Ravenna 21 luglio 1913. Caldo torrido in quel campo di grano color dell’oro. Sandrina, è al nono mese. Con il suo cappello di paglia non rinuncia alla mietitura di quelle preziose spighe. Le mani sulla pancia, con un lamento chiama le compagne. Un vagito. Il piccolo, come in un quadro di Van Gogh, è al petto di sua madre. Il padre Enrico Pasi arriva trafelato e lo alza verso il cielo. Entrambi i genitori sono romagnoli mazziniani e, dopo il 1921, comunisti per tutta la vita. Operaio lui, tanti lavori Sandrina.
A scuola con Zac
Mario, figlio unico, lo vogliono far crescere bene, di sani principi, istruito. Al liceo studia assieme all’amico del cuore Benigno Zaccagnini, il futuro «onesto Zac» leader della Dc.
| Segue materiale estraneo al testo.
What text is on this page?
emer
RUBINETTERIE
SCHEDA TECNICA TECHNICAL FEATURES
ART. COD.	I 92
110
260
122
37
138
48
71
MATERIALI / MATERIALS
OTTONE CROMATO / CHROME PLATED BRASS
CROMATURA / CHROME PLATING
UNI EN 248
Nel 1931, s’iscrivono alla Facoltà di Medicina di Bologna. L’amicizia si allarga a Mario Tobino il futuro poeta-scrittore e con Aldo Cucchi che sarà il capo della Resistenza bolognese. Mario s’impegna molto nello studio. Ama la libertà e non sopporta il fascismo. Si laurea a pieni voti e si specializza in Belgio in malattie tropicali. Nel 1938 tenta di arrivare in Spagna. Ma è troppo tardi. La guerra è ormai vinta da Franco. Si specializza anche in ostetricia. Il primo novembre 1938, Mario Pasi prende posto all’ospedale S. Chiara di Trento. Un giovane alto, atletico, capelli scuri, occhi penetranti, un sorriso smagliante. Un fascino tutto romagnolo. Per le sue capacità e disponibilità, specie con i pazienti meno abbienti, si conquista subito la stima dei colleghi, comprese le suore, anche se non è credente. Incoraggiato da Andrea Mascagni «Fausto», ricuce, nella massima segretezza, la rete clandestina del Pci.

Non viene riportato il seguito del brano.